Cle De Cartier tamamen farklı bir tasarım aslında. 18K pembe altın kasaya yumuşak ve yuvarlak hatlar hakim. Tahminim saat konusuna biraz meraklı olan biri bile kasanın tasarımını retro olarak tanımlayacaktır.Hatta spesifik olmak gerekirse saatin 70ler’de çok popüler olan Omega Cosmic ve Constellation modelleriyle ciddi benzerlikler gösterdiğini görmek mümkün. Ayar tepesi öte taraftan üzerine monte edilmiş safir ile birlikte köşeli ve sert hatlara sahip tasarlanmış.
Cle De Cartier çok şık ve bir o kadar da kaliteli kahverengi ve timsah derisi bir kayış ile geliyor. Kayış ve boynuz arasındaki entegrasyon fevkalade. Kayışın kullanıcıda bıraktığı yüksek kalite hissi mükemmel. Aynı zamanda son derece konforlu bir kullanım sunan kayışa yine bir Cartier klasiği diyebileceğimiz, 18K pembe altın katlanır klips eşlik ediyor.
Kadrana gelecek olursak söze tipik bir Cartier tasarımı olduğunu belirterek başlamak mümkün.
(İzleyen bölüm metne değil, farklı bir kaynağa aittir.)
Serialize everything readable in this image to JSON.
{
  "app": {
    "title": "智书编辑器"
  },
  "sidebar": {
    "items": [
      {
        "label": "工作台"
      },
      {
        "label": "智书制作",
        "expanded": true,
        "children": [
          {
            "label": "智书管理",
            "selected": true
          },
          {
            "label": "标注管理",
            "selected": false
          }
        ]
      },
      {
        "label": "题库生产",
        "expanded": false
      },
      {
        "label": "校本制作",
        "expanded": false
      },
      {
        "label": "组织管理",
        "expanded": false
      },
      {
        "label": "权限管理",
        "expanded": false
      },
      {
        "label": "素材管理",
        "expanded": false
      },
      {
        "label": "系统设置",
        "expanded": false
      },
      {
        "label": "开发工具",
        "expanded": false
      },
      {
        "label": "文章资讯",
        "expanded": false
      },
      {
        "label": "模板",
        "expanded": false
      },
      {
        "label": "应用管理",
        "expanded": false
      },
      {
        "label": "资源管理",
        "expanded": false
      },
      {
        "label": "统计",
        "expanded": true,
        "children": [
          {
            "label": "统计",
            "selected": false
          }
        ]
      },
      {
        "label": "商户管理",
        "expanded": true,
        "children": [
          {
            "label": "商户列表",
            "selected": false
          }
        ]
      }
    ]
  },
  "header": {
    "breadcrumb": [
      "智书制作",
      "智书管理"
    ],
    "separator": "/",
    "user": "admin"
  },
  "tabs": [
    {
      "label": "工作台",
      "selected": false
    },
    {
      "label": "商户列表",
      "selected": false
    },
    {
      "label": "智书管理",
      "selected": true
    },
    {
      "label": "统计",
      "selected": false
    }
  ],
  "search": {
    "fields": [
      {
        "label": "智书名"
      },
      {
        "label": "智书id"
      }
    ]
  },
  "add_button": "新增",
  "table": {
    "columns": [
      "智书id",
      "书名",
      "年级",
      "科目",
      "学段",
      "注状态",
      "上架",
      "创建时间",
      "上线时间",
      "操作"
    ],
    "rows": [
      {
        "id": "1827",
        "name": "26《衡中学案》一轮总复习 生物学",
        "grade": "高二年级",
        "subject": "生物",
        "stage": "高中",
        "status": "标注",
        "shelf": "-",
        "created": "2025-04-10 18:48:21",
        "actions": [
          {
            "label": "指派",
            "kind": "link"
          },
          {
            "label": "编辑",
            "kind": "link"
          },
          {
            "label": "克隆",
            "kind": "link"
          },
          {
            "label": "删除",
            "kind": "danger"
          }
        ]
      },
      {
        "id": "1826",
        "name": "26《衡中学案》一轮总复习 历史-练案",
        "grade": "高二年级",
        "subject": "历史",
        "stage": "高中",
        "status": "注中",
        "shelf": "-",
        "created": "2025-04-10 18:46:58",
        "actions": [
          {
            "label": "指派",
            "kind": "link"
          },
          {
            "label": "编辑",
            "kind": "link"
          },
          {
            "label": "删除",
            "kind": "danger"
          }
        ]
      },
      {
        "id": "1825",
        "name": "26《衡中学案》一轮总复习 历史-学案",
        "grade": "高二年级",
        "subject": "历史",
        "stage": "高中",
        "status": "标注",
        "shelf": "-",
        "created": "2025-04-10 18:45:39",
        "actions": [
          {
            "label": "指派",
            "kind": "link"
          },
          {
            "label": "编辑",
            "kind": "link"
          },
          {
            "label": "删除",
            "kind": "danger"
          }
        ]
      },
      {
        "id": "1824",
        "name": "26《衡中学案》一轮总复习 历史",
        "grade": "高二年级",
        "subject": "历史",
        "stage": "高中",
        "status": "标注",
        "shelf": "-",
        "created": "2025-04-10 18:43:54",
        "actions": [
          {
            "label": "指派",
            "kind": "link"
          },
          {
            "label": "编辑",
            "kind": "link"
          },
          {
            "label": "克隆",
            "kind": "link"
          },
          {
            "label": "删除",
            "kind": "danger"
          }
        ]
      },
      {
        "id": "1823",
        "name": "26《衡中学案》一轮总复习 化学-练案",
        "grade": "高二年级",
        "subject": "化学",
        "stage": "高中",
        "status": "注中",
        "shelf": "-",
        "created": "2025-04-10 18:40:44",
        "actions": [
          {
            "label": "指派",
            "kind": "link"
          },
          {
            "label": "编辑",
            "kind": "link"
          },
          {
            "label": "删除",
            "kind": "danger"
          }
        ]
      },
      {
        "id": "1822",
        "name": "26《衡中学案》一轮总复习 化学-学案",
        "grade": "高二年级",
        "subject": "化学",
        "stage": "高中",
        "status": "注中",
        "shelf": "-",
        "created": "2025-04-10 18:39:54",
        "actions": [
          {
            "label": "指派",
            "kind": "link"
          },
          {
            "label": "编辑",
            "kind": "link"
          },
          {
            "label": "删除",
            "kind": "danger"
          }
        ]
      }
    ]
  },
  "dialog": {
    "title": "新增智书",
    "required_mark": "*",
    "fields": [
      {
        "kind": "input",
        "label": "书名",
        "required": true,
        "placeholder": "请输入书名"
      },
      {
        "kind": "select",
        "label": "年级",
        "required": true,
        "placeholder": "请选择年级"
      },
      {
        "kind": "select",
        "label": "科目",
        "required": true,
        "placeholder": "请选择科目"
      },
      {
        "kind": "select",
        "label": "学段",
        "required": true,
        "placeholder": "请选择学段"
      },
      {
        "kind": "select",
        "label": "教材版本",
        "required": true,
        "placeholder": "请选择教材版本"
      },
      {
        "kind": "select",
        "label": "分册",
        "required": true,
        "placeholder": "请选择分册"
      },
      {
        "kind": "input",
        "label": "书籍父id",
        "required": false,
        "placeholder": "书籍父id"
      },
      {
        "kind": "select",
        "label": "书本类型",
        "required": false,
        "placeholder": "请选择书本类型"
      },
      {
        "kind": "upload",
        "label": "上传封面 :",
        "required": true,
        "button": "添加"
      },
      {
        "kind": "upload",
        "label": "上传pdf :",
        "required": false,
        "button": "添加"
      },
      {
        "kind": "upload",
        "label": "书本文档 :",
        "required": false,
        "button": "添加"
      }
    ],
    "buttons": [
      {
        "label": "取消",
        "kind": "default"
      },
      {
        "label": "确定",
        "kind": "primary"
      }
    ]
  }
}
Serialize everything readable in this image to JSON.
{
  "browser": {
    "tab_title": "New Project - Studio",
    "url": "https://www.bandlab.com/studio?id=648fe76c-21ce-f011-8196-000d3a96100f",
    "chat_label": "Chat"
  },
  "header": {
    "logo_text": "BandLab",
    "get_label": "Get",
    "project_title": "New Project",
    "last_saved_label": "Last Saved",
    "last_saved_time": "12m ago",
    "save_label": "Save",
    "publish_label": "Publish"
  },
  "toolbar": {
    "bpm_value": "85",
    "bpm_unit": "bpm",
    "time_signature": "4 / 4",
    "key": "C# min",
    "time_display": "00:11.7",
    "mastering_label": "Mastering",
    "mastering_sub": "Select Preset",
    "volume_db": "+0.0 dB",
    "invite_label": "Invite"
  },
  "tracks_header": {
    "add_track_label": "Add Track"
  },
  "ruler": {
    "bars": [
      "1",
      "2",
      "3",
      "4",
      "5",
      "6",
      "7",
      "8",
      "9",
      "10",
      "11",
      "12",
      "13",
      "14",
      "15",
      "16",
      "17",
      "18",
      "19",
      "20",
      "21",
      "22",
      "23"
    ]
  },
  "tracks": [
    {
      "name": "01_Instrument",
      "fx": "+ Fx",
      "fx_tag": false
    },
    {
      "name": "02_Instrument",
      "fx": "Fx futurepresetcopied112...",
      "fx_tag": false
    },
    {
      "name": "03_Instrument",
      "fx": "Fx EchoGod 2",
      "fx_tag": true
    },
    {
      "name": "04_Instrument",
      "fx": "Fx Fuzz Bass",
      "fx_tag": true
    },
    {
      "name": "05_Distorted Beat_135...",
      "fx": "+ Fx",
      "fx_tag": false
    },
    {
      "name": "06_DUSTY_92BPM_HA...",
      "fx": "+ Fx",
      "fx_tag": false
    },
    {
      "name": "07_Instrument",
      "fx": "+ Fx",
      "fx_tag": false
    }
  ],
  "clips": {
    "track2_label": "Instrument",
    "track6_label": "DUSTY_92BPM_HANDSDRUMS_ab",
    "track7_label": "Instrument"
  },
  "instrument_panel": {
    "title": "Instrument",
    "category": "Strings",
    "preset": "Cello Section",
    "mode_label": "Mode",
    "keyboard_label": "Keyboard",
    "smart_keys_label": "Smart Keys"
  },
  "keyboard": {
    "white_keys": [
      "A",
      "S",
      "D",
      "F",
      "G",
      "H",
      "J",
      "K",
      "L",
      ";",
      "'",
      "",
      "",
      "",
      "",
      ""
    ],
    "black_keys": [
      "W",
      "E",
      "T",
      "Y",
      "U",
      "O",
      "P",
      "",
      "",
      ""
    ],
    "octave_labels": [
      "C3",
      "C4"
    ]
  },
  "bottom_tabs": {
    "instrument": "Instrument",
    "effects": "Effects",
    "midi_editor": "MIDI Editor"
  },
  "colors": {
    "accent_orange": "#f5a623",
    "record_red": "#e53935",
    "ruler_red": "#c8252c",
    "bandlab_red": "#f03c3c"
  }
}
Kısmen yuvarlak sayılabilecek bir tasarıma sahip kadranın iç tarafta kalan kısmı ise modelin ismine göndermeler yapan anahtar deliği benzeri bir forma sahip. Markanın sembolü haline gelen mavi Romen rakamlı indeksler ve Guilloche yüzey formu saatin Cartier olduğunu metrelerce öteden belli ediyor.
Cle De Cartier’in bir diğer özelliği de markanın in-house üretim kalibrelerinden 1847MC’yi ilk kullanan model olması. Benzer klasmandaki modelleri için ETA üretimi kalibreler kullanmayı tercih eden Cartier’in günümüzde hemen hemen her modeli için uygun bir in-house kalibresi olduğunu görmek memnuniyet verici. 1847MC tam kurulumda 42 saat güç rezervine sahip. Benzer tasarımlardan kalibre 1904MC’ye göre daha kompakt tasarlanan 1847MC, markanın hala ETA kalibre kullanan Santos Galbée veya orta boy Ballon Bleu gibi küçük modelleri için de ideal bir alternatif olabilir bence.
Saati zevkle taktığımı söyleyebilirim. Oldukça konforlu olduğunu da belirteyim. Retro tasarıma sahip kasa oldukça dikkat çekici duruyor. Ayar tepesi ise başlı başına bir tasarım harikası. Cle De Cartier’in timsah derisi kayışı ile beraber spor giyim tarzıyla da gayet uyumlu duracağını düşünüyorum.